I don't know where to proceed from here.

Well, obviously, the usual steps of cancelling out the non-infinitesimal terms and discarding the second order infinitesimals. What does that give you?

 

[wrobel]

Most funny thing is that the system is Hamiltonian (see #18). Even the "energy" integral exists:
$$\frac{1}{2}\dot x^2+gh\ln(x+h)=\mathrm{const}$$

 

[NTesla]

Well, obviously, the usual steps of cancelling out the non-infinitesimal terms and discarding the second order infinitesimals. What does that give you?

Did you really thought that you were being helpful when you wrote that ?

When I wrote the last equation in post#52, it was obvious to me that even if I cancelled the 2nd order differentials and cancelled out the non-infinitesimals, the situation hasn't improved at all, in the direction of solving the question. But apparently, it wasn't obvious to you. I suppose it would have been obvious to you too, had you bothered to read the equation, instead of just glancing at the post. Atleast @jbriggs444 made that effort and came up with some reasoning why the last equation in post #52 wouldn't work, and I appreciate him for that.

In an attempt to make the situation plain and simple to understand, and to take the discussion forward, I'll write down the equation after having cancelled out the non-infinitesimal terms and discarding the second order infinitesimals.:

In the $\hat i$ direction, we have: $l\Delta v - x\Delta v - \Delta x v - h\Delta v = 0$
and in the $\hat j$ direction, we have: $h\Delta v -\Delta x v = hg - \frac {\Delta x}{\Delta t}v$

From these 2 equations, we have: $l\Delta v -x\Delta v = hg - \frac {\Delta x}{\Delta t}v + 2 \Delta x v$


Any idea of what to do next after the above equations ? Or are you going to say "Ok, I'll give you that one" and then abandon the whole thing, again ?

 

[NTesla]

Most funny thing is that the system is Hamiltonian (see #18). Even the "energy" integral exists:
$$\frac{1}{2}\dot x^2+gh\ln(x+h)=\mathrm{const}$$

Could you kindly write for Newtonian mechanics. I have only studied Newtonian mechanics. And what is funny here, I don't understand.

 

[NTesla]

But we also have the force from the mouth of the tube which delivers a downward momentum flow due to the chain links emerging downward. The mouth is accelerating these links downward. It also delivers a leftward momentum flow due to the chain links entering the mouth from the left. It is bringing these links to a stop in the horizontal direction. It also delivers an upward force equal to the tension in the chain at the mouth. Finally it delivers a rightward force equal to the tension in the chain at the mouth.
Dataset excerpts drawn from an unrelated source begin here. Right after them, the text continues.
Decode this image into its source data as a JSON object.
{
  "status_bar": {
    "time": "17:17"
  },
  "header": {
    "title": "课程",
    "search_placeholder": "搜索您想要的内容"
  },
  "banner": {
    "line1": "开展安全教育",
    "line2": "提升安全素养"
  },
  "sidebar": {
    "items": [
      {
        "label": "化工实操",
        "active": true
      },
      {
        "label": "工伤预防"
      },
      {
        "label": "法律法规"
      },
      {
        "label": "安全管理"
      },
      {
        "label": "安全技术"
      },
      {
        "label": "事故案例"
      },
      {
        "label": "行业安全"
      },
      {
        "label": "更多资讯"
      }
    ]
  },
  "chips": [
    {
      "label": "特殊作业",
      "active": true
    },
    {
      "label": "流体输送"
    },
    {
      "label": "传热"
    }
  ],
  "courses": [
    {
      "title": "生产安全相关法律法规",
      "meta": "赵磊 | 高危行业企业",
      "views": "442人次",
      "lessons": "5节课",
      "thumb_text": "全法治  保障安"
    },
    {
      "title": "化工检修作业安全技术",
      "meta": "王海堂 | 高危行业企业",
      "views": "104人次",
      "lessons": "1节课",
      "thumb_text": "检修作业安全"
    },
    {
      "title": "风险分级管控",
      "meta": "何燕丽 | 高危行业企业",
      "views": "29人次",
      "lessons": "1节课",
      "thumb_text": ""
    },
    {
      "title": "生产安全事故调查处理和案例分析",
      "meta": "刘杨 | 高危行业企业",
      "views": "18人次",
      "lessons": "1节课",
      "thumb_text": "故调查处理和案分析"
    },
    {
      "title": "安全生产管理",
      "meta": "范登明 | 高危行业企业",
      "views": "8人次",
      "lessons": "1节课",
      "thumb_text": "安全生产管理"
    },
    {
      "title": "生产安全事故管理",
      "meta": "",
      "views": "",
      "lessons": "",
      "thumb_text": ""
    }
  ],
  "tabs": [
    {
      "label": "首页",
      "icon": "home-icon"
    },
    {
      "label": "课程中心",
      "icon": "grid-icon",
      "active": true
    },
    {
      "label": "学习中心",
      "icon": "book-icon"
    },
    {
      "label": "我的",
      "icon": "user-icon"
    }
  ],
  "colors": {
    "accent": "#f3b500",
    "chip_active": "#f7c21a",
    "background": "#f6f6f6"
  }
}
I would argue that instead of a tube, if the chain was kept on a table, and everything else remained the same, even then the chain would bend and move down at the edge of the table. I don't see how mouth of the tube has anything to do with why the chain would go down.

 

[jbriggs444]

I would argue that instead of a tube, if the chain was kept on a table, and everything else remained the same, even then the chain would bend and move down at the edge of the table. I don't see how mouth of the tube has anything to do with why the chain would go down.
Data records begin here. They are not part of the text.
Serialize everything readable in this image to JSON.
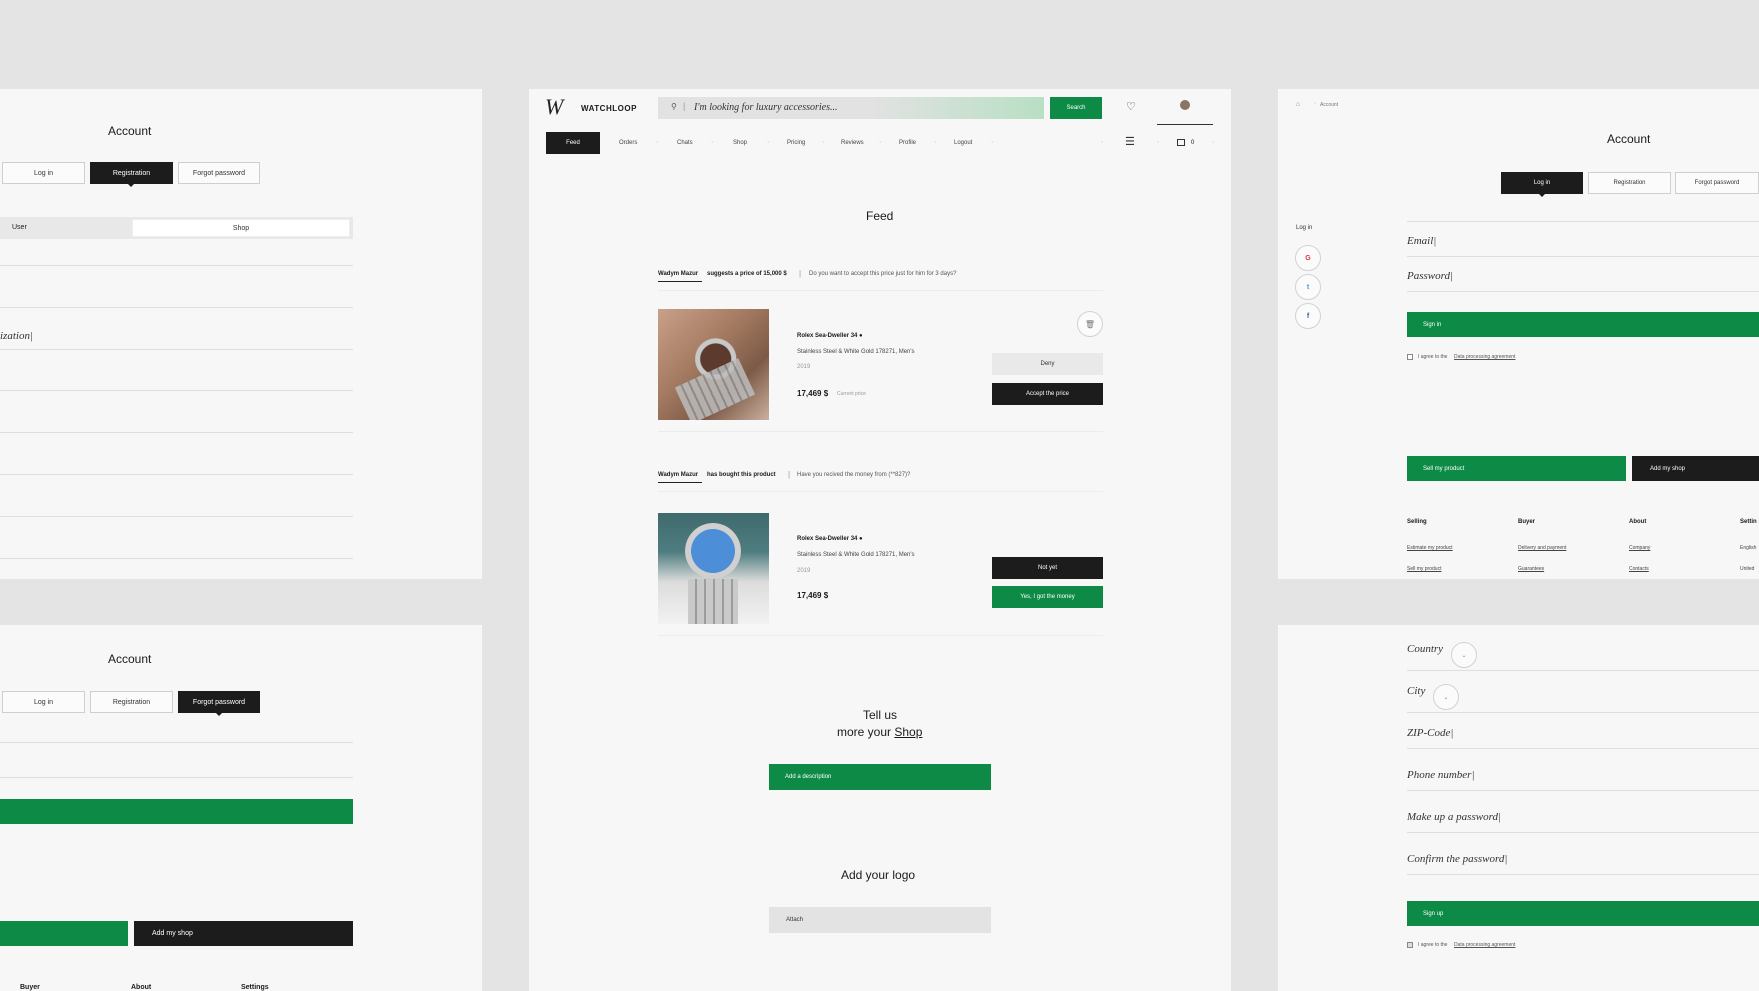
{
  "left_top": {
    "title": "Account",
    "tabs": [
      "Log in",
      "Registration",
      "Forgot password"
    ],
    "toggle": [
      "User",
      "Shop"
    ],
    "organization_field": "ization|"
  },
  "left_bottom": {
    "title": "Account",
    "tabs": [
      "Log in",
      "Registration",
      "Forgot password"
    ],
    "add_shop": "Add my shop",
    "footer": [
      "Buyer",
      "About",
      "Settings"
    ]
  },
  "center": {
    "brand": "WATCHLOOP",
    "search_placeholder": "I'm looking for luxury accessories...",
    "search_button": "Search",
    "cart_count": "0",
    "nav": [
      "Feed",
      "Orders",
      "Chats",
      "Shop",
      "Pricing",
      "Reviews",
      "Profile",
      "Logout"
    ],
    "page_title": "Feed",
    "notice1": {
      "user": "Wadym Mazur",
      "action": "suggests a price of 15,000 $",
      "question": "Do you want to accept this price just for him for 3 days?"
    },
    "item1": {
      "name": "Rolex  Sea-Dweller  34 ●",
      "desc": "Stainless Steel & White Gold  178271, Men's",
      "year": "2019",
      "price": "17,469 $",
      "price_label": "Current price",
      "btn_deny": "Deny",
      "btn_accept": "Accept the price"
    },
    "notice2": {
      "user": "Wadym Mazur",
      "action": "has bought this product",
      "question": "Have you recived the money from (**827)?"
    },
    "item2": {
      "name": "Rolex  Sea-Dweller  34 ●",
      "desc": "Stainless Steel & White Gold  178271, Men's",
      "year": "2019",
      "price": "17,469 $",
      "btn_no": "Not yet",
      "btn_yes": "Yes, I got the money"
    },
    "tell_line1": "Tell us",
    "tell_line2": "more your",
    "tell_link": "Shop",
    "add_desc": "Add a description",
    "logo_title": "Add your logo",
    "attach": "Attach"
  },
  "right_top": {
    "breadcrumb": "Account",
    "title": "Account",
    "tabs": [
      "Log in",
      "Registration",
      "Forgot password"
    ],
    "login_label": "Log in",
    "social": [
      "G",
      "t",
      "f"
    ],
    "email": "Email|",
    "password": "Password|",
    "sign_in": "Sign in",
    "agree_prefix": "I agree to the",
    "agree_link": "Data processing agreement",
    "sell": "Sell my product",
    "add_shop": "Add my shop",
    "footer_cols": [
      {
        "title": "Selling",
        "links": [
          "Estimate my product",
          "Sell my product"
        ]
      },
      {
        "title": "Buyer",
        "links": [
          "Delivery and payment",
          "Guarantees"
        ]
      },
      {
        "title": "About",
        "links": [
          "Company",
          "Contacts"
        ]
      },
      {
        "title": "Settin",
        "links": [
          "English",
          "United"
        ]
      }
    ]
  },
  "right_bottom": {
    "country": "Country",
    "city": "City",
    "zip": "ZIP-Code|",
    "phone": "Phone number|",
    "password": "Make up a password|",
    "confirm": "Confirm the password|",
    "sign_up": "Sign up",
    "agree_prefix": "I agree to the",
    "agree_link": "Data processing agreement"
  },
  "colors": {
    "green": "#0d8a45",
    "dark": "#1c1c1c",
    "bg": "#e4e4e4",
    "panel": "#f7f7f7"
  }
}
The drawing shows the chain descending vertically. Not in some sort of [evolving!] parabola. This implies that the chain is constrained not just by the bottom of the tube but also by its top and right where the tube turns downward at its mouth.

If the chain fell in a curve then the length of the falling portion would not be $h$.

 

[NTesla]

The drawing shows the chain descending vertically. Not in some sort of [evolving!] parabola. This implies that the chain is constrained not just by the bottom of the tube but also by its top and right where the tube turns downward at its mouth.
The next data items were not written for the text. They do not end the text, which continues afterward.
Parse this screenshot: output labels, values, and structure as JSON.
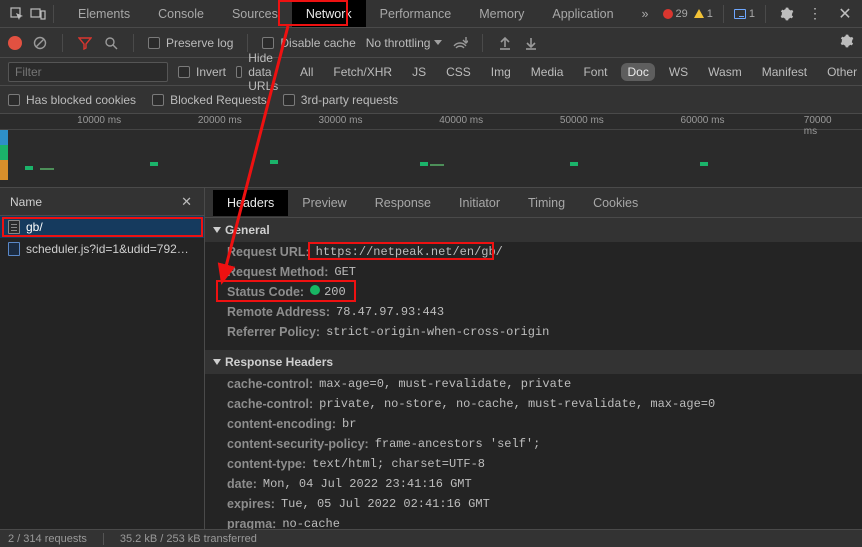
{
  "topbar": {
    "tabs": [
      "Elements",
      "Console",
      "Sources",
      "Network",
      "Performance",
      "Memory",
      "Application"
    ],
    "selected": "Network",
    "more_glyph": "»",
    "errors": "29",
    "warnings": "1",
    "issues": "1"
  },
  "toolbar2": {
    "preserve_log": "Preserve log",
    "disable_cache": "Disable cache",
    "throttle": "No throttling"
  },
  "filterbar": {
    "placeholder": "Filter",
    "invert": "Invert",
    "hide_data_urls": "Hide data URLs",
    "types": [
      "All",
      "Fetch/XHR",
      "JS",
      "CSS",
      "Img",
      "Media",
      "Font",
      "Doc",
      "WS",
      "Wasm",
      "Manifest",
      "Other"
    ],
    "active_type": "Doc"
  },
  "optsbar": {
    "blocked_cookies": "Has blocked cookies",
    "blocked_requests": "Blocked Requests",
    "third_party": "3rd-party requests"
  },
  "timeline": {
    "ticks": [
      "10000 ms",
      "20000 ms",
      "30000 ms",
      "40000 ms",
      "50000 ms",
      "60000 ms",
      "70000 ms"
    ]
  },
  "left": {
    "header": "Name",
    "items": [
      {
        "icon": "doc",
        "label": "gb/",
        "active": true
      },
      {
        "icon": "js",
        "label": "scheduler.js?id=1&udid=792…",
        "active": false
      }
    ]
  },
  "detail": {
    "tabs": [
      "Headers",
      "Preview",
      "Response",
      "Initiator",
      "Timing",
      "Cookies"
    ],
    "selected": "Headers",
    "general_title": "General",
    "general": {
      "request_url_k": "Request URL:",
      "request_url_v": "https://netpeak.net/en/gb/",
      "request_method_k": "Request Method:",
      "request_method_v": "GET",
      "status_code_k": "Status Code:",
      "status_code_v": "200",
      "remote_addr_k": "Remote Address:",
      "remote_addr_v": "78.47.97.93:443",
      "referrer_k": "Referrer Policy:",
      "referrer_v": "strict-origin-when-cross-origin"
    },
    "response_title": "Response Headers",
    "response": [
      {
        "k": "cache-control:",
        "v": "max-age=0, must-revalidate, private"
      },
      {
        "k": "cache-control:",
        "v": "private, no-store, no-cache, must-revalidate, max-age=0"
      },
      {
        "k": "content-encoding:",
        "v": "br"
      },
      {
        "k": "content-security-policy:",
        "v": "frame-ancestors 'self';"
      },
      {
        "k": "content-type:",
        "v": "text/html; charset=UTF-8"
      },
      {
        "k": "date:",
        "v": "Mon, 04 Jul 2022 23:41:16 GMT"
      },
      {
        "k": "expires:",
        "v": "Tue, 05 Jul 2022 02:41:16 GMT"
      },
      {
        "k": "pragma:",
        "v": "no-cache"
      }
    ]
  },
  "status": {
    "requests": "2 / 314 requests",
    "size": "35.2 kB / 253 kB transferred"
  }
}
If the chain fell in a curve then the length of the falling portion would not be $h$.

Yes, that makes sense.

So, the rightmost part of the mouth of the tube would exert a leftward force on the piece of the chain which is right at the bend, and the magnitude of that force would be exactly equal to cancel the horizontal momentum carried by that piece. So, that piece would only have downward momentum from that point on.